Most Americans want government to combat climate change: survey
Sixty-five percent of Americans think climate change is a problem that the government needs to address, including 43 percent of Republicans and 84 percent of Democrats, according to a new survey from the Energy Policy Institute at the University of Chicago (EPIC) and The Associated Press-NORC Center for Public Affairs Research. While the major political parties have in recent years frequently clashed over the need to combat climate change, the Paris Agreement, and the role of coal and fracking in our energy system, Americans are largely in favor of efforts on all fronts to combat climate change.
But, how much Americans are willing to pay to confront the climate challenge varies widely. When asked whether they would support a monthly fee on their electric bill to combat climate change, 42 percent of respondents are unwilling to pay even $1. Twenty-nine percent would pay $20, an amount roughly equivalent to what the federal government estimates the damages from climate change would be on each household. And, 20 percent indicate they are willing to pay $50 per month. Party affiliation is the main determinant of how much people are willing to pay, not education, income, or geographic location. Democrats are consistently willing to pay more than Republicans.
"These findings confirm that there is a shift underway in how concerned all Americans are about climate change. It is becoming clear that people are seeing more and more that it is worthwhile to invest some money today to help reduce the odds of the worst climate damages," said Michael Greenstone, director of EPIC and the Milton Friedman Professor in Economics, the College, and the Harris School. "At EPIC, we are working to better understand how climate change will affect human well-being. We believe this research and its careful communication are critical for aligning public opinion with the best available evidence."
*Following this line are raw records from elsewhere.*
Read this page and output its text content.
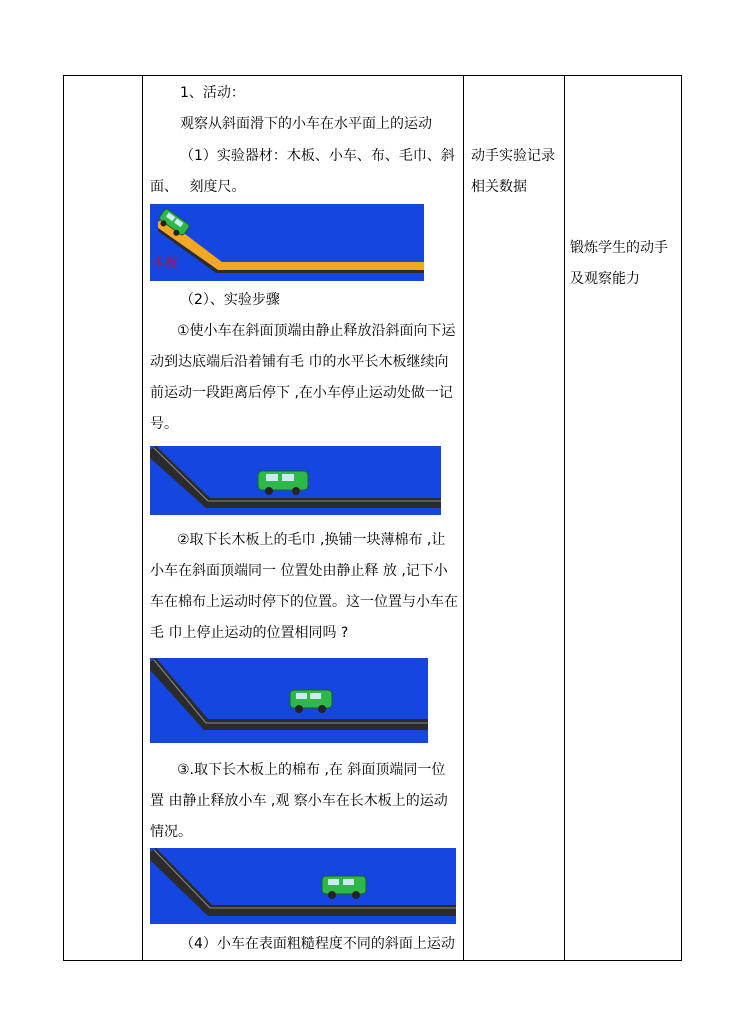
1、活动：
观察从斜面滑下的小车在水平面上的运动
（1）实验器材：木板、小车、布、毛巾、斜
面、　 刻度尺。
木板
（2）、实验步骤
①使小车在斜面顶端由静止释放沿斜面向下运
动到达底端后沿着铺有毛 巾的水平长木板继续向
前运动一段距离后停下 ,在小车停止运动处做一记
号。
②取下长木板上的毛巾 ,换铺一块薄棉布 ,让
小车在斜面顶端同一 位置处由静止释 放 ,记下小
车在棉布上运动时停下的位置。这一位置与小车在
毛 巾上停止运动的位置相同吗 ?
③.取下长木板上的棉布 ,在 斜面顶端同一位
置 由静止释放小车 ,观 察小车在长木板上的运动
情况。
（4）小车在表面粗糙程度不同的斜面上运动
动手实验记录
相关数据
锻炼学生的动手
及观察能力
When it comes to support for policies to reduce greenhouse gas emissions, most Americans (46 percent of Republicans and 67 percent of Democrats) are in favor of federal regulations that would decrease U.S. coal consumption. If this question is paired with the assertion that such regulations have resulted in the loss of thousands of coal jobs, support wanes slightly from 54 percent to 45 percent. Democrats express the same level of support regardless of whether or not the question includes an assertion about job losses.
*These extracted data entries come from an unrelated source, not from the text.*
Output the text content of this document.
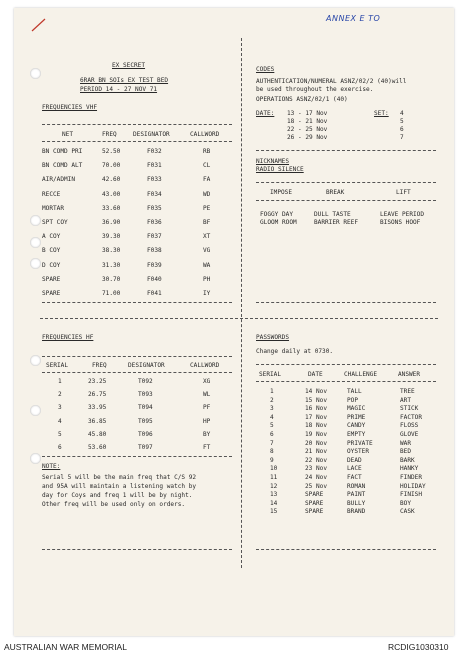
ANNEX E TO
EX SECRET
6RAR BN SOIs EX TEST BED
PERIOD 14 - 27 NOV 71
FREQUENCIES VHF
NET	FREQ	DESIGNATOR	CALLWORD
BN COMD PRI	52.50	F032	RB
BN COMD ALT	70.00	F031	CL
AIR/ADMIN	42.60	F033	FA
RECCE	43.00	F034	WD
MORTAR	33.60	F035	PE
SPT COY	36.90	F036	BF
A COY	39.30	F037	XT
B COY	38.30	F038	VG
D COY	31.30	F039	WA
SPARE	30.70	F040	PH
SPARE	71.00	F041	IY
CODES
AUTHENTICATION/NUMERAL ASNZ/02/2 (40)will
be used throughout the exercise.
OPERATIONS ASNZ/02/1 (40)
DATE:	SET:
13 - 17 Nov	4
18 - 21 Nov	5
22 - 25 Nov	6
26 - 29 Nov	7
NICKNAMES
RADIO SILENCE
IMPOSE	BREAK	LIFT
FOGGY DAY	DULL TASTE	LEAVE PERIOD
GLOOM ROOM	BARRIER REEF	BISONS HOOF
FREQUENCIES HF
SERIAL	FREQ	DESIGNATOR	CALLWORD
1	23.25	T092	XG
2	26.75	T093	WL
3	33.95	T094	PF
4	36.85	T095	HP
5	45.80	T096	BY
6	53.60	T097	FT
NOTE:
Serial 5 will be the main freq that C/S 92
and 95A will maintain a listening watch by
day for Coys and freq 1 will be by night.
Other freq will be used only on orders.
PASSWORDS
Change daily at 0730.
SERIAL	DATE	CHALLENGE	ANSWER
1	14 Nov	TALL	TREE
2	15 Nov	POP	ART
3	16 Nov	MAGIC	STICK
4	17 Nov	PRIME	FACTOR
5	18 Nov	CANDY	FLOSS
6	19 Nov	EMPTY	GLOVE
7	20 Nov	PRIVATE	WAR
8	21 Nov	OYSTER	BED
9	22 Nov	DEAD	BARK
10	23 Nov	LACE	HANKY
11	24 Nov	FACT	FINDER
12	25 Nov	ROMAN	HOLIDAY
13	SPARE	PAINT	FINISH
14	SPARE	BULLY	BOY
15	SPARE	BRAND	CASK
AUSTRALIAN WAR MEMORIAL	RCDIG1030310
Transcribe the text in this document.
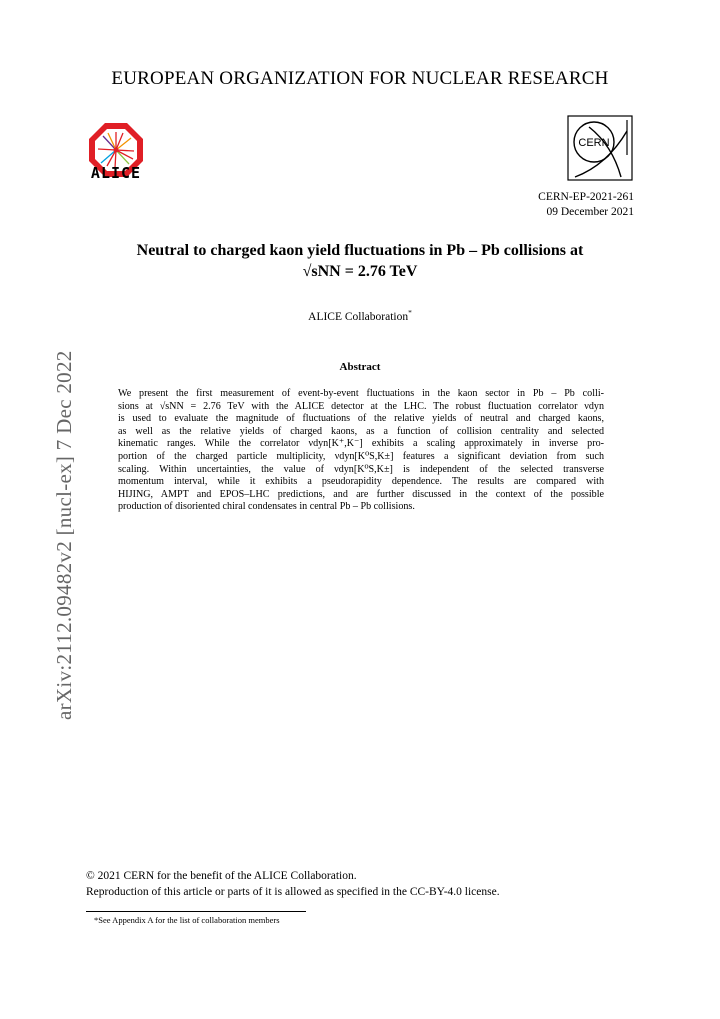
EUROPEAN ORGANIZATION FOR NUCLEAR RESEARCH
ALICE
CERN
CERN-EP-2021-261
09 December 2021
Neutral to charged kaon yield fluctuations in Pb – Pb collisions at
√sNN = 2.76 TeV
ALICE Collaboration*
Abstract
We present the first measurement of event-by-event fluctuations in the kaon sector in Pb – Pb colli-
sions at √sNN = 2.76 TeV with the ALICE detector at the LHC. The robust fluctuation correlator νdyn
is used to evaluate the magnitude of fluctuations of the relative yields of neutral and charged kaons,
as well as the relative yields of charged kaons, as a function of collision centrality and selected
kinematic ranges. While the correlator νdyn[K⁺,K⁻] exhibits a scaling approximately in inverse pro-
portion of the charged particle multiplicity, νdyn[K⁰S,K±] features a significant deviation from such
scaling. Within uncertainties, the value of νdyn[K⁰S,K±] is independent of the selected transverse
momentum interval, while it exhibits a pseudorapidity dependence. The results are compared with
HIJING, AMPT and EPOS–LHC predictions, and are further discussed in the context of the possible
production of disoriented chiral condensates in central Pb – Pb collisions.
arXiv:2112.09482v2 [nucl-ex] 7 Dec 2022
© 2021 CERN for the benefit of the ALICE Collaboration.
Reproduction of this article or parts of it is allowed as specified in the CC-BY-4.0 license.
*See Appendix A for the list of collaboration members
Despite low expectations that the United States will fulfill its obligations under the Paris Agreement—and even less confidence in China or India to meet theirs—the vast majority of Americans want the United States to continue working toward reducing greenhouse gas emissions even if other countries do not. That includes 77 percent of Republicans and 91 percent of Democrats.
"While climate change has in the past eight years become an increasingly divisive issue in American politics, we do find widespread agreement that the United States should be a leader on this issue globally," said Trevor Tompson, director of The AP-NORC Center. "Americans aren't particularly hopeful that any country will meet its obligation under the Paris Agreement, but more than 7 in 10 in each political party believe that the U.S. should at least try to make progress even if other countries do not."
Of all the issues surveyed, the role hydraulic fracturing should play in America's energy mix has traditionally been an issue where Democrats do not agree—with some believing it should continue playing a role under tighter regulations, and others believing it should be banned entirely. The survey found that just 13 percent of Democrats actually favor fracking, as opposed to 36 percent of Republicans. Nearly 4 in 10 Americans don't offer an opinion at all, suggesting that additional education would make an impact. Of those who have an opinion, twice as many oppose the practice than support it.
At the same time, the poll finds that most Americans significantly underestimate the share of U.S. natural gas that is produced using hydraulic fracturing. Just 1 in 5 correctly say that fracking accounts for about two-thirds of the U.S. natural gas supply.
Some of the poll's key findings are:
- Sixty-five percent of Americans say climate change is a problem the U.S. government should address. Another 12 percent say climate change is happening, but the government should not be involved in fixing it; 1 in 10 Americans say climate change is not happening; and 13 percent of Americans remain unsure if climate change is happening or not.
- When asked whether they would support a monthly fee on their electric bill to combat climate change, 42 percent of respondents are unwilling to pay even $1. Twenty-nine percent would pay $20, an amount roughly equivalent to what the federal government estimates the damages from climate change would be on each household. And, 20 percent indicate they are willing to pay $50 per month.
- Party affiliation is the main determinant of how much people are willing to pay to combat climate change, not education, income, or geographic location. Democrats are consistently willing to pay more than Republicans.
- Energy issues and climate change are important issues for about half of likely voters as they cast their ballot.
- A majority of Americans underestimate how much of the country's natural gas supply comes from fracking, and many don't hold strong attitudes about the practice. Among those who do have an opinion, twice as many oppose its use than support it.
- Only a quarter of Americans are confident that the United States will fulfill its obligations under the Paris Agreement to reduce greenhouse gas emissions.
- Americans have even less confidence in China and India meeting their obligations. But even if these countries don't, 8 in 10 Americans say the United States should continue making progress to meet its own obligations.